Uganda to Implement Harmonized Cyber Laws
The Ugandan government is almost ready to legislate new cyber laws designed to protect computer users against online crime. Dr. Ham Mulira, the minister for information and communications technology said the laws relate to personal intrusion, con activities, fraud, and national security.
Exploitation of liberalized information could lead to undesirable uses prompting cyber crime. Therefore, legal infrastructure is vital within which to use technologies, explained Dr. Mulira. The government has drafted three bills - Computer Misuse Bill, the Electronics Transaction Bill, and the Digital Signatures Bill, said the ICT minister, as reported by Allafrica.com on July 3, 2007.
Of late, Africa has been experiencing a large flow of Internet fraud and related offenses originating especially from Nigeria. When the said laws get enforced, said Mr. Mulira, they would fill the legal gap and cyber criminals would no longer be able to operate from Uganda as conveniently as before.
Keeping aside Nigeria, African countries, which have been incapable of applying their laws on cyber criminals operating across the borders has resulted in countless fraudulent activities, identity theft, network attacks, spamming and terrorist operations - all types of scams and crimes launched in cyber space.

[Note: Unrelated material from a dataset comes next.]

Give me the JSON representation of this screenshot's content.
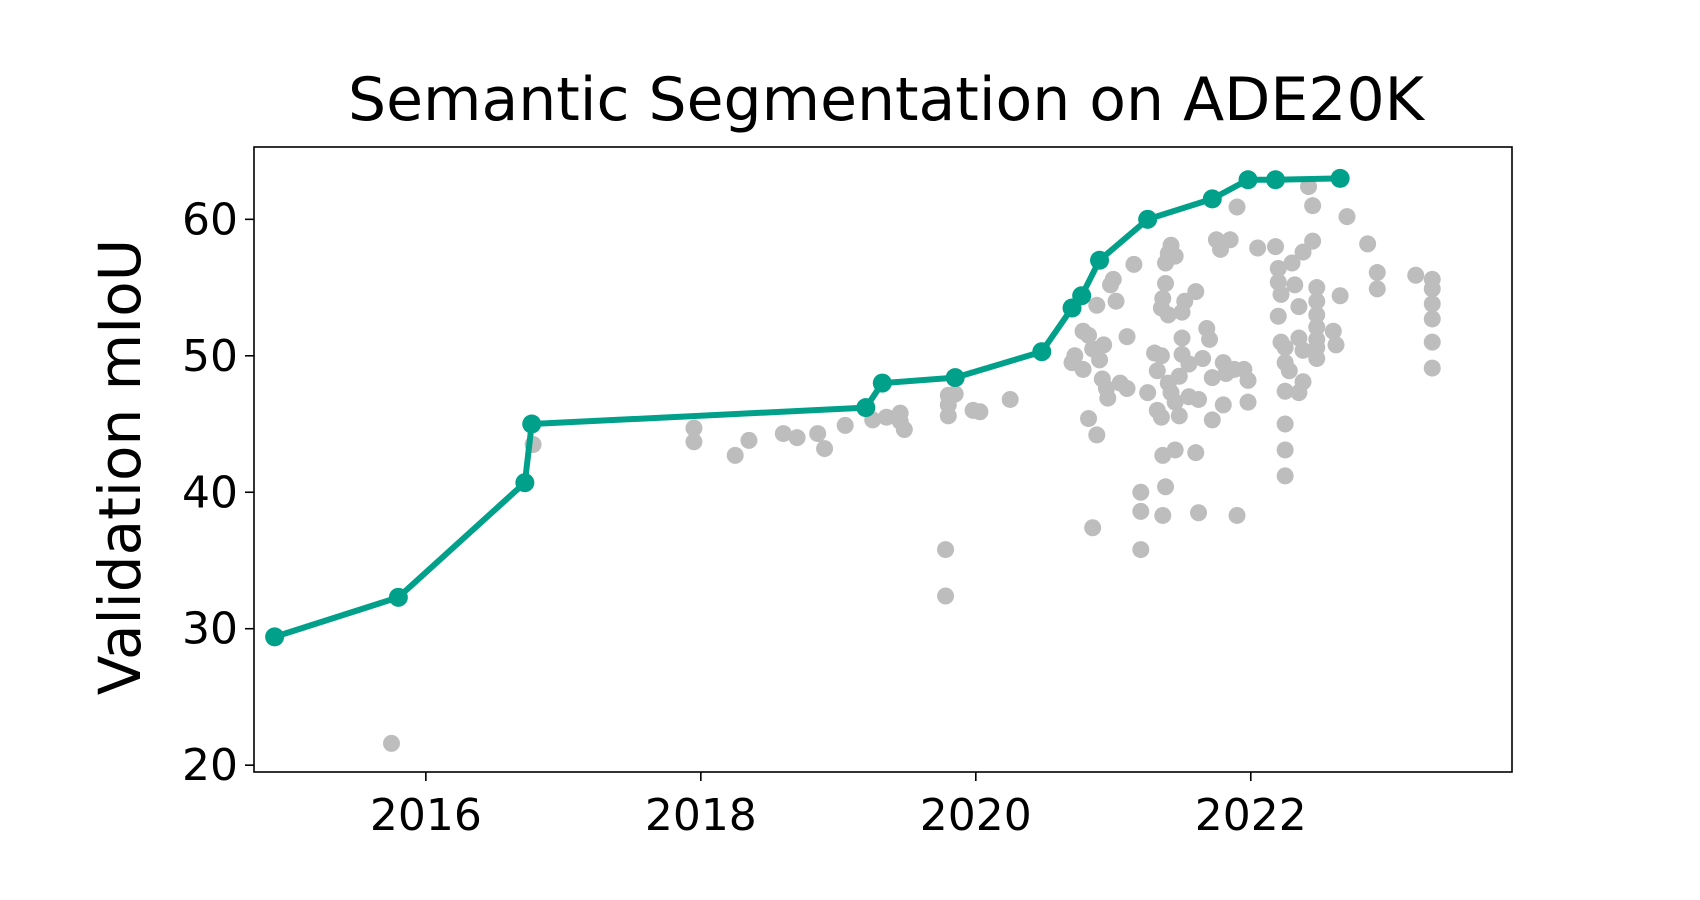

Senior government officials entrusted with the task of drafting the bills had already completed the job, the Ugandan State Minister for Information, James Buturo had told reporters in July 2006. At present only parliament approval and harmonious formulation of the cyber laws remain.
Uganda, Kenya and Tanzania want these cyber laws to be in harmony with each other so that it is convenient to establish e-government and e-commerce programs, said the East African Community. This community representing the three countries is an intergovernmental organization.
With the support of the United Nations and Canada, the East African Community is due to adopt the process that the South African Development Community has already started. That region comprising of South Africa, Uganda and Nigeria are all beginning to harmonize their laws to indict trans-border cyber criminals.
While Uganda has completely availed itself of the ICTs, it would now be confronting the growth of cyber miscreants, Mr. Mulira said.